Sur le plan du fonctionnement des institutions, le bilan de M. Sarkozy se place sous le signe de la continuité : le nombre des députés et sénateurs poursuit sa croissance ; ces messieurs-dames peuvent continuer à cumuler les mandats ; l’absence de proportionnelle permet d’évincer de l’assemblée des courants d’opinion importants ; l’absence de référendum populaire autorise les partis « de gouvernement » à poursuivre au fil des alternances la politique immigrationniste, européiste et mondialiste rejetée pourtant, si l’on en croit les enquêtes, par une partie croissante de l’opinion.

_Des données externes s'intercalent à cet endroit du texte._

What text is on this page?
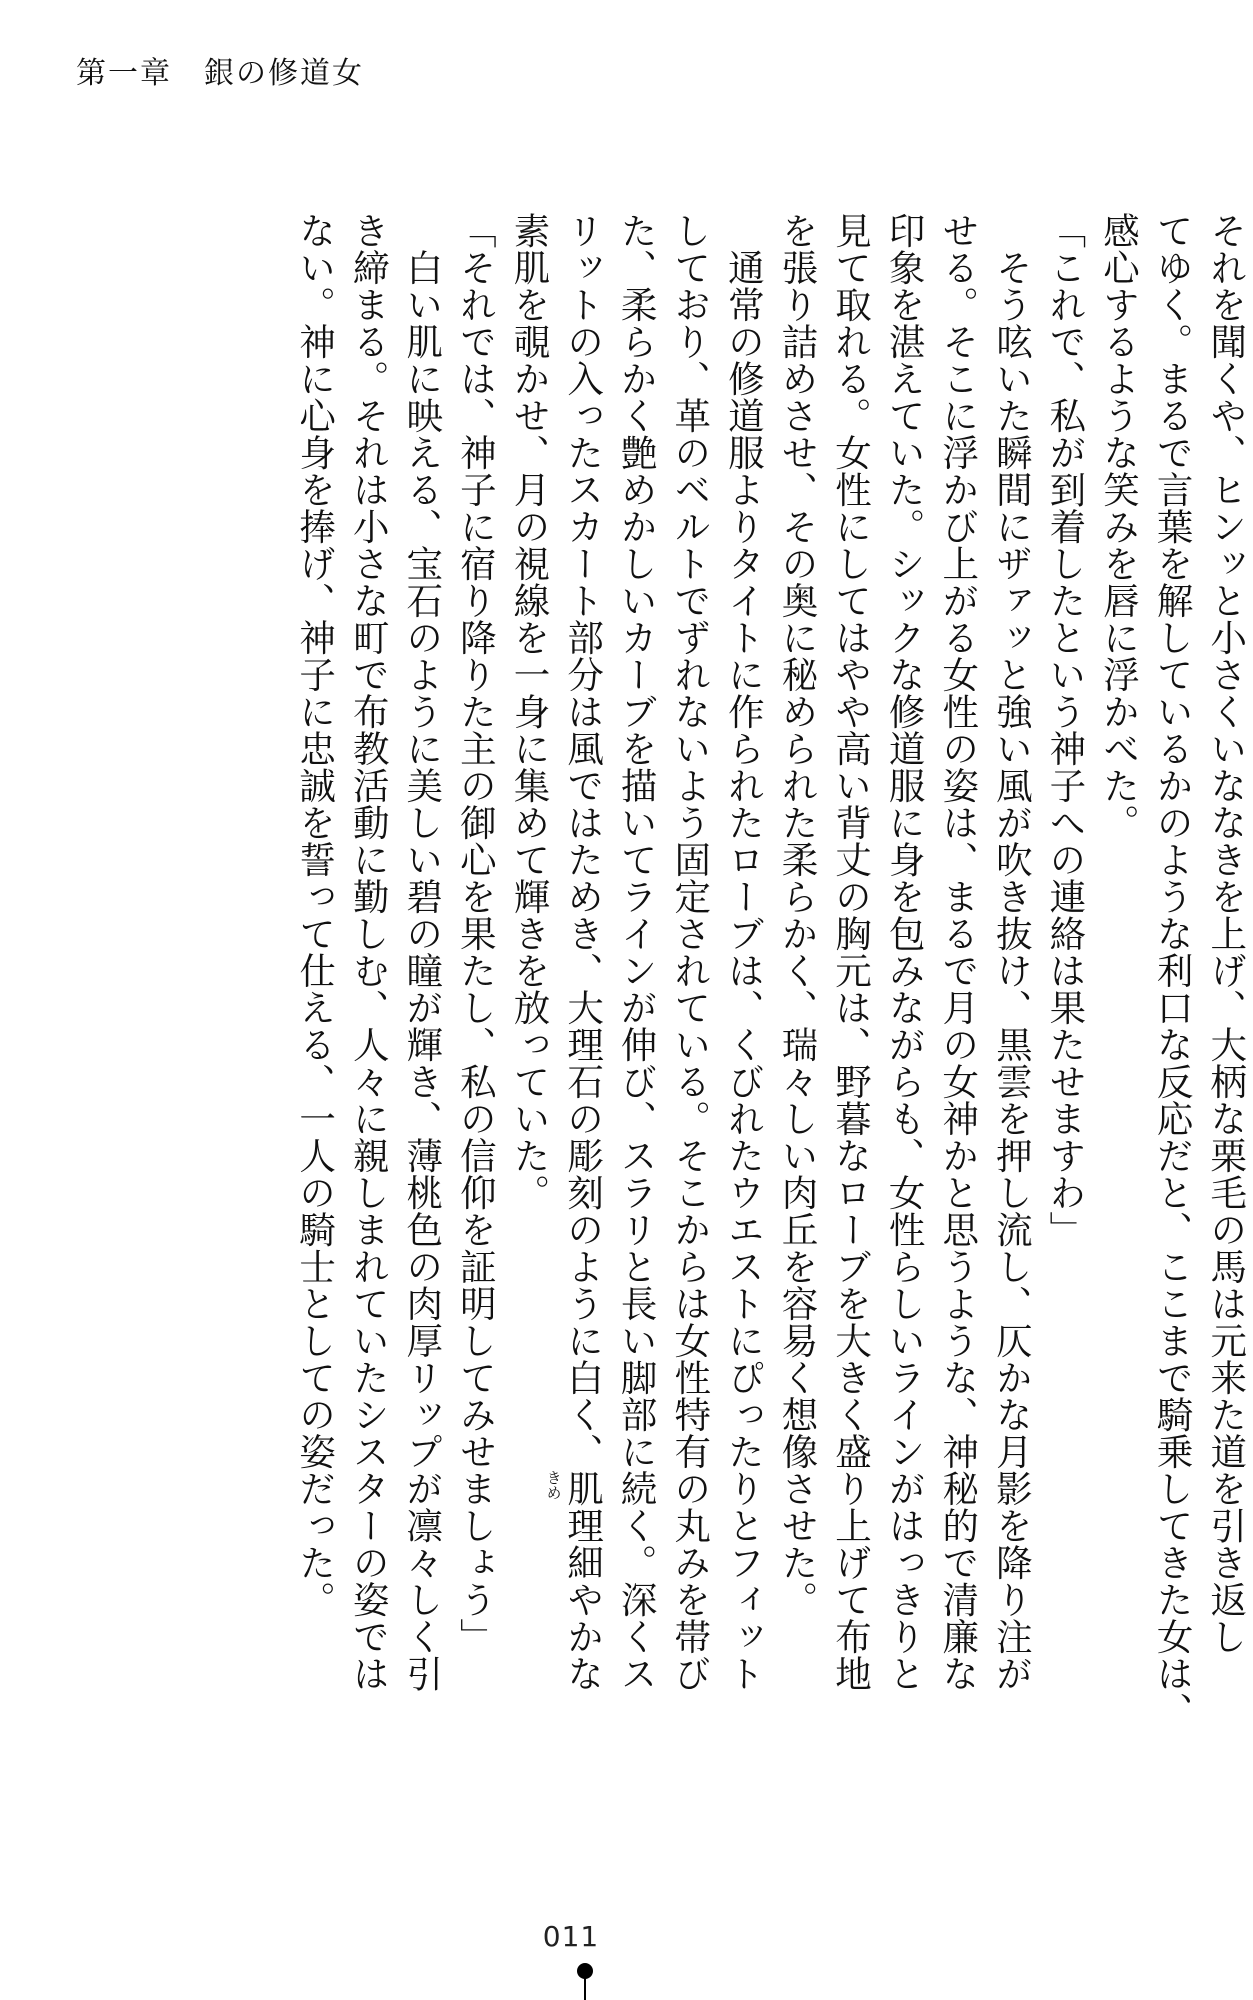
第一章　銀の修道女
それを聞くや、ヒンッと小さくいななきを上げ、大柄な栗毛の馬は元来た道を引き返し
てゆく。まるで言葉を解しているかのような利口な反応だと、ここまで騎乗してきた女は、
感心するような笑みを唇に浮かべた。
「これで、私が到着したという神子への連絡は果たせますわ」
そう呟いた瞬間にザァッと強い風が吹き抜け、黒雲を押し流し、仄かな月影を降り注が
せる。そこに浮かび上がる女性の姿は、まるで月の女神かと思うような、神秘的で清廉な
印象を湛えていた。シックな修道服に身を包みながらも、女性らしいラインがはっきりと
見て取れる。女性にしてはやや高い背丈の胸元は、野暮なローブを大きく盛り上げて布地
を張り詰めさせ、その奥に秘められた柔らかく、瑞々しい肉丘を容易く想像させた。
通常の修道服よりタイトに作られたローブは、くびれたウエストにぴったりとフィット
しており、革のベルトでずれないよう固定されている。そこからは女性特有の丸みを帯び
た、柔らかく艶めかしいカーブを描いてラインが伸び、スラリと長い脚部に続く。深くス
リットの入ったスカート部分は風ではためき、大理石の彫刻のように白く、肌理
きめ
細やかな
素肌を覗かせ、月の視線を一身に集めて輝きを放っていた。
「それでは、神子に宿り降りた主の御心を果たし、私の信仰を証明してみせましょう」
白い肌に映える、宝石のように美しい碧の瞳が輝き、薄桃色の肉厚リップが凛々しく引
き締まる。それは小さな町で布教活動に勤しむ、人々に親しまれていたシスターの姿では
ない。神に心身を捧げ、神子に忠誠を誓って仕える、一人の騎士としての姿だった。
011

M. Sarkozy a fait procéder à une réforme constitutionnelle par une loi du 23 juillet 2008. Elle comporte des modifications assez nombreuses mais limitées dans leur portée. Les prérogatives du président ont été réduites à la marge, celles du parlement légèrement accrues (par exemple le président ne pourra désormais effectuer plus de deux mandats ; le parlement peut désormais s’opposer à la majorité des 3/5e aux nominations prononcées par le président ; le parlement pourra disposer d’une certaine maîtrise de son ordre du jour ; les possibilités qu’a le gouvernement de recourir au dispositif du 49-3 sont quelque peu réduites).

En outre la révision étend le rôle du conseil constitutionnel, qui, sur recours d’un justiciable, pourra être amené à se prononcer sur la constitutionnalité d’une loi déjà en vigueur. Un défenseur des droits remplace le médiateur de la république et regroupe plusieurs autres institutions jusqu’ici autonomes, telles que la HALDE. »

Au-delà de ces modifications limitées on peut mettre l’accent sur quatre évolutions intervenues dans ce domaine des institutions :

  • M. Sarkozy a exercé de façon encore plus voyante que ses prédécesseurs le pouvoir très étendu qu’octroie le régime présidentialiste

La pratique de M. Sarkozy a souligné le caractère présidentialiste du régime. Pendant la première partie du quinquennat le président a tenu à marquer qu’il pilotait directement chacun des dossiers et des secteurs de l’activité gouvernementale, le premier ministre étant relégué au rang de collaborateur. Commentateurs et constitutionnalistes ont cru noter une évolution substantielle des institutions (vers une hyper-présidence). Il n’en est rien en réalité.

Dans le système présidentialiste français (en période de concordance des majorités du moins), le président dispose en totalité du pouvoir exécutif. Les prédécesseurs de M. Sarkozy utilisaient le premier ministre comme un fusible : placé en permanence sur le devant de la scène, le chef du gouvernement permettait au président de paraître se situer dans une position d’arbitre. La présence en première ligne du premier ministre et du gouvernement n’empêchait pas leur action d’être étroitement dirigée et contrôlée au quotidien par le président et son cabinet. La pratique de M. Sarkozy n’a pas changé les choses sur le fond, rendant simplement plus évidente cet aspect clé du régime de la cinquième république : la concentration du pouvoir exécutif (et même législatif du fait de l’existence d’une « majorité présidentielle ») entre les mains du président.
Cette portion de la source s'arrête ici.